A vrai dire, à la surface des choses, aucun changement apparent ne s’est produit dans mon quotidien. C’était la même chose en 1992 le lendemain du non à l’Espace Economique Européen. Une giffle, un choc. Pourtant pas de cataclysme immédiat, le soleil continuait de se lever le lendemain matin. Pourtant, lentement, imperceptiblement notre espace s’est rétréci et l’Espace des Européens s’est lui élargi. Un rétrécissement de notre espace mental en premier lieu. Il s’est juste à nouveau entrouvert un jour de décembre 2007. 
Aujourd’hui, l’effet de la vitesse de transmission de l’information tout à la fois abolit l’espace et nous place en direct au coeur de l’événement, mais ce même effet nous met à distance par la perte des sens, des odeurs et de la matérialité de l’événement. In fine, non seulement nous nous retrouvons dans un remake permanent, mais en outre l’action est filmée au ralenti.

Sondefall helvétique et méthode Coué radicale
Au TJ (téléjournal), Droopy Broulis tient un discours rassurant sur une plus grande solidité helvétique. L’UBS devient un parangon de vertu pour avoir pris suffisamment tôt de douloureuses, mais salutaires, mesures d’assainissement.  Globalement nous serions plus prudents et plus intelligents que les autres. A ce rythme dans 6 mois, Marcel Ospel sera canonisé par l’ASB (Association suisse des banquiers) et se verra accorder un nouveau super bonus. A tous les autres d’écoper le malus…
Dans ce même TJ, un peu plus tôt, Jacques Attali signalait que contrairement à 1929 les marchés sont globalisés et qu’il n’était nullement sûr que, si le bouchon maintenant le trou américain sautait, d’autres ne sauteraient pas ailleurs dans le monde.

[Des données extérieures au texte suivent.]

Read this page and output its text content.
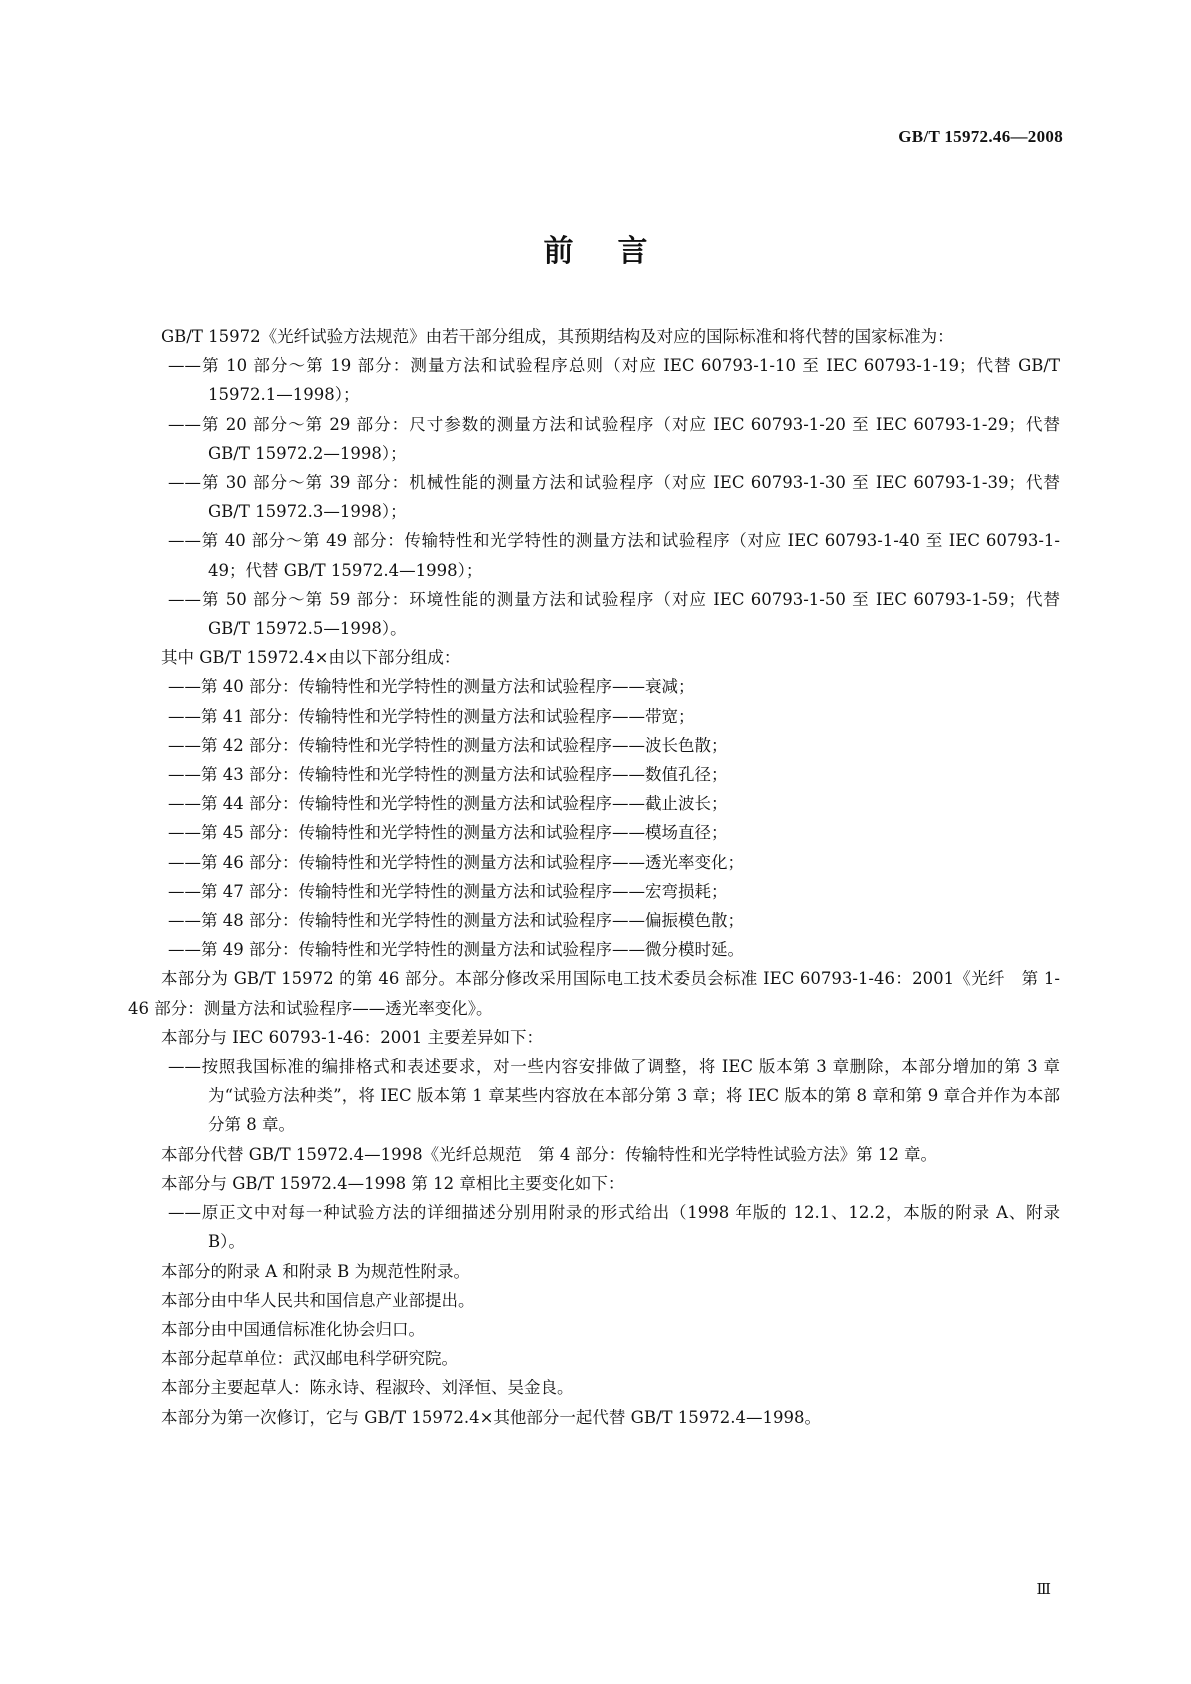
GB/T 15972.46—2008
前言

GB/T 15972《光纤试验方法规范》由若干部分组成，其预期结构及对应的国际标准和将代替的国家标准为：

——第 10 部分～第 19 部分：测量方法和试验程序总则（对应 IEC 60793-1-10 至 IEC 60793-1-19；代替 GB/T 15972.1—1998）；

——第 20 部分～第 29 部分：尺寸参数的测量方法和试验程序（对应 IEC 60793-1-20 至 IEC 60793-1-29；代替 GB/T 15972.2—1998）；

——第 30 部分～第 39 部分：机械性能的测量方法和试验程序（对应 IEC 60793-1-30 至 IEC 60793-1-39；代替 GB/T 15972.3—1998）；

——第 40 部分～第 49 部分：传输特性和光学特性的测量方法和试验程序（对应 IEC 60793-1-40 至 IEC 60793-1-49；代替 GB/T 15972.4—1998）；

——第 50 部分～第 59 部分：环境性能的测量方法和试验程序（对应 IEC 60793-1-50 至 IEC 60793-1-59；代替 GB/T 15972.5—1998）。

其中 GB/T 15972.4×由以下部分组成：

——第 40 部分：传输特性和光学特性的测量方法和试验程序——衰减；

——第 41 部分：传输特性和光学特性的测量方法和试验程序——带宽；

——第 42 部分：传输特性和光学特性的测量方法和试验程序——波长色散；

——第 43 部分：传输特性和光学特性的测量方法和试验程序——数值孔径；

——第 44 部分：传输特性和光学特性的测量方法和试验程序——截止波长；

——第 45 部分：传输特性和光学特性的测量方法和试验程序——模场直径；

——第 46 部分：传输特性和光学特性的测量方法和试验程序——透光率变化；

——第 47 部分：传输特性和光学特性的测量方法和试验程序——宏弯损耗；

——第 48 部分：传输特性和光学特性的测量方法和试验程序——偏振模色散；

——第 49 部分：传输特性和光学特性的测量方法和试验程序——微分模时延。

本部分为 GB/T 15972 的第 46 部分。本部分修改采用国际电工技术委员会标准 IEC 60793-1-46：2001《光纤　第 1-46 部分：测量方法和试验程序——透光率变化》。

本部分与 IEC 60793-1-46：2001 主要差异如下：

——按照我国标准的编排格式和表述要求，对一些内容安排做了调整，将 IEC 版本第 3 章删除，本部分增加的第 3 章为“试验方法种类”，将 IEC 版本第 1 章某些内容放在本部分第 3 章；将 IEC 版本的第 8 章和第 9 章合并作为本部分第 8 章。

本部分代替 GB/T 15972.4—1998《光纤总规范　第 4 部分：传输特性和光学特性试验方法》第 12 章。

本部分与 GB/T 15972.4—1998 第 12 章相比主要变化如下：

——原正文中对每一种试验方法的详细描述分别用附录的形式给出（1998 年版的 12.1、12.2，本版的附录 A、附录 B）。

本部分的附录 A 和附录 B 为规范性附录。

本部分由中华人民共和国信息产业部提出。

本部分由中国通信标准化协会归口。

本部分起草单位：武汉邮电科学研究院。

本部分主要起草人：陈永诗、程淑玲、刘泽恒、吴金良。

本部分为第一次修订，它与 GB/T 15972.4×其他部分一起代替 GB/T 15972.4—1998。

Ⅲ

Son interview était un brillant mode d’emploi relativement à la situation actuelle remise en perspective par rapport à 1929.
Personnellement, ce que je sais ainsi que les historiens (sérieux) de cette période, c’est que la crise des années 1930 est arrivée certes plus tardivement en Suisse —par rapport à d’autres pays européens, mais qu’elle a duré plus longtemps que dans les autres pays. En clair, l’expérience des autres n’a nullement été mise à profit pour être mieux préparés ou éviter les erreurs commises par les autres. Evidemment nous avions d’abord apprêté les recettes de crise du libéralisme.

Soma planétaire
Impression d’être totalement anesthésié par les discours lénifiants prônant la confiance entendus d’un côté et paralysé par les discours d’apocalypse proférés par d’autres. Aucun des deux n’est convaincant. Tous les deux sont signes de crise. Comme dans les années 1930…

La population optimale est sur le modèle de l’iceberg: huit neuvièmes au-dessous de la ligne de flottaison, un neuvième au-dessus.
- Et ils sont heureux, au-dessous de la ligne de flottaison? En dépit de ce travail affreux?
- Ils ne le trouvent pas tel, eux. Au contraire, il leur plait. Il est léger, et d’une simplicité enfantine. 
Pas d’effort excessif de l’esprit ni des muscles. Sept heures et demie d’un travail léger, nullement épuisant, et ensuite la ration de soma, les sports, la copulation sans restriction, et le Cinéma Sentant.
Que pourraient-ils demander de plus? »

(A. Huxley, Le meilleur des mondes)

Propos de crise (3)

Fragments discontinus de crise. Ecrits du bord de l’écran.

Cette fois-ci le plan de sauvetage de l’administration Bush a définitivement été torpillé par 2/3 des Républicains et 40% des Démocrates. Tout le monde naviguera désormais à vue en l’absence de barreur avec les Etats-Unis suspendus au résultat des élections présidentielles et l’Europe incapable de parler d’une seule voix. Ce sera l’heure du sauve-qui-peut général.
Coincé entre électoralisme et idéologie, le Congrès américain joue à la roulette russe avec six balles dans son chargeur. Plus spécifiquement et indubitablement, les Républicains jouent la politique du pire en espérant ainsi sauver leur peau… ou engloutir tout le monde à leur suite. Plus largement, l’impéritie bushienne dépasse la crise de fin de régime pour se transformer en crise-système. 
Comme lu, cet événement équivaudrait à la chute du Mur de Berlin du capitalisme. Nous sommes bien loin de la fin de l’histoire affirmée par Fukuyama dans le prolongement de 1989. L’absence de contre-modèle et de contre-poids aurait-il laissé le système capitalisme made in America sans garde-fou pour finir par se broyer lui-même?
Diantre aussi que cela va être long avant le changement de président américain. Et pourquoi? Que restera-t-il entre les mains du futur président le jour de son investiture? L’élection américaine pourrait ainsi prendre la tournure du dérisoire absolu.

Propos de crise (2)

Fragments discontinus de crise. Ecrits du bord de l’écran.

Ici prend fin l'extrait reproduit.